The first keys

The Romans created the first keys in the modern sense. They replaced the clumsy “door keys” that had previously been used to slide heavy bolts back and forth on guides (staples).

keyThe keys to various Roman metal locks were usually made of bronze or iron, or a combination of the two. Bone and hard wood have also been used. 

The keys to locks with pin tumblers were small and light with an easy-to-grasp bow. The shafts were very simple or were shaped like humans or animals. They had angular bits and sometimes holes in the shaft. A convenient innovation was the tiny key that was a part of a finger ring. These were used for small storage and jewelry boxes.
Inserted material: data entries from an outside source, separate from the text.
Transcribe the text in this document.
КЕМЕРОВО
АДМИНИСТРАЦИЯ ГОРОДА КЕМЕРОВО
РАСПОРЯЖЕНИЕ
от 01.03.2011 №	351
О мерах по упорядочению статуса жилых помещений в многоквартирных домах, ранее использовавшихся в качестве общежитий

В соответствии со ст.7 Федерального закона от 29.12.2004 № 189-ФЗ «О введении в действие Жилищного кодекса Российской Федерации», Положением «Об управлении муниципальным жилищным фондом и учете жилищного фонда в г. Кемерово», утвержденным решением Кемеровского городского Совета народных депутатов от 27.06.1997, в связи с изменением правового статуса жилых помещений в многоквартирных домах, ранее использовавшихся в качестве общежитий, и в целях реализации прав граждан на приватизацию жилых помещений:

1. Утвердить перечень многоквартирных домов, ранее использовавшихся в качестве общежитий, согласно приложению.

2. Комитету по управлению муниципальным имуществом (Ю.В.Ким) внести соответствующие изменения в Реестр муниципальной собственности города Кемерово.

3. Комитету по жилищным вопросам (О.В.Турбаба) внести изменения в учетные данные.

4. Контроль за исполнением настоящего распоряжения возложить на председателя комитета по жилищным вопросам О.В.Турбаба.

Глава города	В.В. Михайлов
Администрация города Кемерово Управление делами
The Roman lock and key craft was an extremely high class and required a great deal of technical finesse and elegance. Some keys to turnkey locks had a shape like modern keys. Many of the wooden locks that were still in use were modernized with metal parts and keys.
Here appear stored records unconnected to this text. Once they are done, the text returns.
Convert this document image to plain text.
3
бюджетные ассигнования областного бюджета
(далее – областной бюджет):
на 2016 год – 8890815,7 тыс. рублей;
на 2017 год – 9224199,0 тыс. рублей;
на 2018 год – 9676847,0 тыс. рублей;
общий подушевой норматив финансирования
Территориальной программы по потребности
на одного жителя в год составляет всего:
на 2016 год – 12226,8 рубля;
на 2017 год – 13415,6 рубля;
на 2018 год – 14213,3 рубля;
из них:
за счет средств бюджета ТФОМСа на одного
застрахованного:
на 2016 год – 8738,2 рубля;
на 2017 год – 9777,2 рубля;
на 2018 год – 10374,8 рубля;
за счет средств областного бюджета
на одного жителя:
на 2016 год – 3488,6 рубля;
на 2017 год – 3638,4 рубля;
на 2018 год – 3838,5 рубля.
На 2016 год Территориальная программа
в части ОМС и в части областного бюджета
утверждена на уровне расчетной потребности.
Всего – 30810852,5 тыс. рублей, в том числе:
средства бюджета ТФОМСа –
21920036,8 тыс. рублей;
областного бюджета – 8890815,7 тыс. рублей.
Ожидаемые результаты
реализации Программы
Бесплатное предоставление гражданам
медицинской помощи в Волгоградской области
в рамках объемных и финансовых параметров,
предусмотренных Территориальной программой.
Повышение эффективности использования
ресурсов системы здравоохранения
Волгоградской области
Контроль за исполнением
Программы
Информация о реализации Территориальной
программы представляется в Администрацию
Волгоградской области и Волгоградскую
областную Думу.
Keys were primarily status symbols in the hands of those in society who had property to protect. The shafts of some keys also reflect something of the architecture of the day – not only fitting into solid locks of bronze or steel, but sometimes also resembling the door the lock was in or the gable of the house were the door was.

A large number of keys of various types from this era are on display in Saalburg, one of many Roman forts built along the border to the Germanic tribes. The keys, widely varied and adapted, were found with many parts of various types of locks. The Saalburg fort is now a museum, 30 km north of Frankfurt am Main in southwestern Germany.

The Hanns Schell Collection lock museum in Graz, Austria, also has a significant collection of keys and locks from the Roman Empire.